Sunday, April 4, 2010

A little oasis of time

As a full time employee, the joy of Easter is not about religious significance, although as a member of a family full of Catholics and having grown up with flurries of church attendance, I'm not altogether insensible to this. No, to me a clump of public holidays means some time to get some serious writing done.

This brings with it more or less equal portions of joy and pain. In relation to the first, the sheer joy of writing never leaves me: it is a kind of meditation, of time out from the clamour of obligation, of the pleasure of making stuff up, mind, world and fingers-on-keyboard mystically linked. The painful part is always: is it any good? Am I going to have to rewrite this (again)? Why couldn't I have written Tender Morsels? Or Liar? Or any other loved book that is already in book form?

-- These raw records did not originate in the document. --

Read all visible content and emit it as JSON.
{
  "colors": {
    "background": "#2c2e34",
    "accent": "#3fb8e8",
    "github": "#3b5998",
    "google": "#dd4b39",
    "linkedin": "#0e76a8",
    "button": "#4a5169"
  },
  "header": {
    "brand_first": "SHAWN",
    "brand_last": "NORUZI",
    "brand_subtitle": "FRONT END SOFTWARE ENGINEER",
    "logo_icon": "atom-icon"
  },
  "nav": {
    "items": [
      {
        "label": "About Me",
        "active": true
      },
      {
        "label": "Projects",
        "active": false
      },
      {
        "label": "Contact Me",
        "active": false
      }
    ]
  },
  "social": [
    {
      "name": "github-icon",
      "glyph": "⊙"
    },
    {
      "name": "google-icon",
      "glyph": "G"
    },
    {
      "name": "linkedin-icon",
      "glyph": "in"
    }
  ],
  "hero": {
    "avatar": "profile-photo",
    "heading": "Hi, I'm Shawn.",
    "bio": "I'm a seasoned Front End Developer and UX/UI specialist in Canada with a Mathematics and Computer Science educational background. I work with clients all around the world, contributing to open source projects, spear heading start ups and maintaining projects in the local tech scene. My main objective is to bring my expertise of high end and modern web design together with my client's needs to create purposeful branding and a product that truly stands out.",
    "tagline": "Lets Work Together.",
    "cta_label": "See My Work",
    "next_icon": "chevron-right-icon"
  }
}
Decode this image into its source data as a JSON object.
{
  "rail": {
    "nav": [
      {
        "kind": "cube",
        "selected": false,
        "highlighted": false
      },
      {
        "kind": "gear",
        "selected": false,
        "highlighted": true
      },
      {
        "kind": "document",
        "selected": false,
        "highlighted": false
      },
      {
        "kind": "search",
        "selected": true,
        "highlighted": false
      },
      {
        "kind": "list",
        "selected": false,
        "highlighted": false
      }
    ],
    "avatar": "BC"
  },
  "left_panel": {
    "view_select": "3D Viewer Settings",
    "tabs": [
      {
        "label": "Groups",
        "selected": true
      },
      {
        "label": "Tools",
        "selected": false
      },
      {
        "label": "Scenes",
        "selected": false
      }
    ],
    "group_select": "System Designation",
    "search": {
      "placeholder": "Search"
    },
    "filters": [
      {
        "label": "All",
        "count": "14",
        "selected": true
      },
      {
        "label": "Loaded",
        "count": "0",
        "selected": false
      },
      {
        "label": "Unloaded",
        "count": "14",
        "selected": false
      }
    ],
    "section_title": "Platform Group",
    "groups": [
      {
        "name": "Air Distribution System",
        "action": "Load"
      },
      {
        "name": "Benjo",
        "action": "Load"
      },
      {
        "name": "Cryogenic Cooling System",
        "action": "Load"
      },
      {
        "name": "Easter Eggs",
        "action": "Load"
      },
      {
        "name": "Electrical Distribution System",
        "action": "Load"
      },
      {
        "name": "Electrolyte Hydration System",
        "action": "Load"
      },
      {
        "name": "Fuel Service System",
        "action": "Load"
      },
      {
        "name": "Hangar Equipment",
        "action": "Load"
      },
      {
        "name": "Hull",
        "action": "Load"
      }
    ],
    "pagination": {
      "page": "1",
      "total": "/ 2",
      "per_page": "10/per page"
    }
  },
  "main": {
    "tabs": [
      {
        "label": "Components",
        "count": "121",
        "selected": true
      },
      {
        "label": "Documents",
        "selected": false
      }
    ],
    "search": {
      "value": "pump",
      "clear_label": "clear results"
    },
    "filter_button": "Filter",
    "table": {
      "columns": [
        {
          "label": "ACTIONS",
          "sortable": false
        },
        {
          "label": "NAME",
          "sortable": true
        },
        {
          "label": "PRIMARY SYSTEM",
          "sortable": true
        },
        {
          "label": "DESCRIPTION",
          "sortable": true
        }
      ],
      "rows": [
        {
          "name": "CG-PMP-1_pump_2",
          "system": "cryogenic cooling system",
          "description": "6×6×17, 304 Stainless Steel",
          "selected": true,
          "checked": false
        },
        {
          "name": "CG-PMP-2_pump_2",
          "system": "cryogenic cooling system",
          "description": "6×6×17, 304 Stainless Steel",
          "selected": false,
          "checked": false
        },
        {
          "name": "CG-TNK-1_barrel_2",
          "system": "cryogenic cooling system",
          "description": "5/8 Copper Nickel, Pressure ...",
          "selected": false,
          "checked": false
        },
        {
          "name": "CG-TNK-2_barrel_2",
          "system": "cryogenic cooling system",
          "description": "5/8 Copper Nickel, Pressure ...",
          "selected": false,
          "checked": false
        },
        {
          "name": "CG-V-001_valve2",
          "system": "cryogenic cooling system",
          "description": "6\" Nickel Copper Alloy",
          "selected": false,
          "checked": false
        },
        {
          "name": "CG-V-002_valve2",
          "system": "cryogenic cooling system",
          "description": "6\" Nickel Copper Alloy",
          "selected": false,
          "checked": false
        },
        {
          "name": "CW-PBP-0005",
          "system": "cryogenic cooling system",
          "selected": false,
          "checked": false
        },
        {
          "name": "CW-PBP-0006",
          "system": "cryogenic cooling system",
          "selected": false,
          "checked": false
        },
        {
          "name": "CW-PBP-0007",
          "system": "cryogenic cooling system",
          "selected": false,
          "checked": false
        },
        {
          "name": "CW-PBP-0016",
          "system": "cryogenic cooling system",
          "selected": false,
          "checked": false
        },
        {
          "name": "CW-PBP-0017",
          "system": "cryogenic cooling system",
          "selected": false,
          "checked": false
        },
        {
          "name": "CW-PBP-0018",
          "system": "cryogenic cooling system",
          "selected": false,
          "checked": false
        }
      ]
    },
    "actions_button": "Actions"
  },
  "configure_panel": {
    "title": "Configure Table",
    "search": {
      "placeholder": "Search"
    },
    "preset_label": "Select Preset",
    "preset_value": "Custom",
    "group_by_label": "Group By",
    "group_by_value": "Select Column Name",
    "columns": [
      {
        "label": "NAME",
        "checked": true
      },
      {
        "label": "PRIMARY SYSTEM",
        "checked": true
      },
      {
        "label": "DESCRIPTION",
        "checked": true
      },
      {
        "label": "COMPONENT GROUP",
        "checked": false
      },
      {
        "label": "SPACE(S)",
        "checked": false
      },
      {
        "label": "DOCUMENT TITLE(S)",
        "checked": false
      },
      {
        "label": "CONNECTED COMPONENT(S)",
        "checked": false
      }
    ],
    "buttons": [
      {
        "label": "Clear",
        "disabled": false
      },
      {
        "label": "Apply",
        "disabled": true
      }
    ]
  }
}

The other thing about writing that dements me is how very much of it is made up of rewriting, mainly because I mostly fail to get a manuscript right in the first proper draft. The number of dead-ends and false starts/middles/ends I have unwittingly sent my plot/characters/novels down are legion. I like to think that this is because I am so pushed for time that I don't have time to hear the gears grinding (as Margo Lanagan wonderfully puts it) before it's too late and I've been foot to the floor all the way down the aforementioned cul de sacs until I skid to a halt in front of the wall I should have seen from the turnoff. But the truth is probably that this is a very annoying but apparently inevitable part of my writing process.

I mention this because I am rewriting holus bolus one of the characters from the virginity novel (as yet untitled - nothing quite fits yet. Any (more) suggestions?) As I said to the Bunbury ECU students I met a few weeks back, it's rare that I write a novel in which I don't start off by sending a character down the emotional salt mines, before realising that the narrative has disappeared down the same hole.

One day, I just might learn, and save myself a pile of grief. It's not looking likely.

On a more earthy note, we finally have some rain that is not in the form of flash flooding, or disguised as panel-denting hunks of hail. Reason for rejoicing indeed!

1 comment:

  1. Nah - you gotta do what works...or at least ends up working. It might not be the same if you slowed down and tried to plan it all meticulously. The journey might be safer but def not as hair-raisingly fun!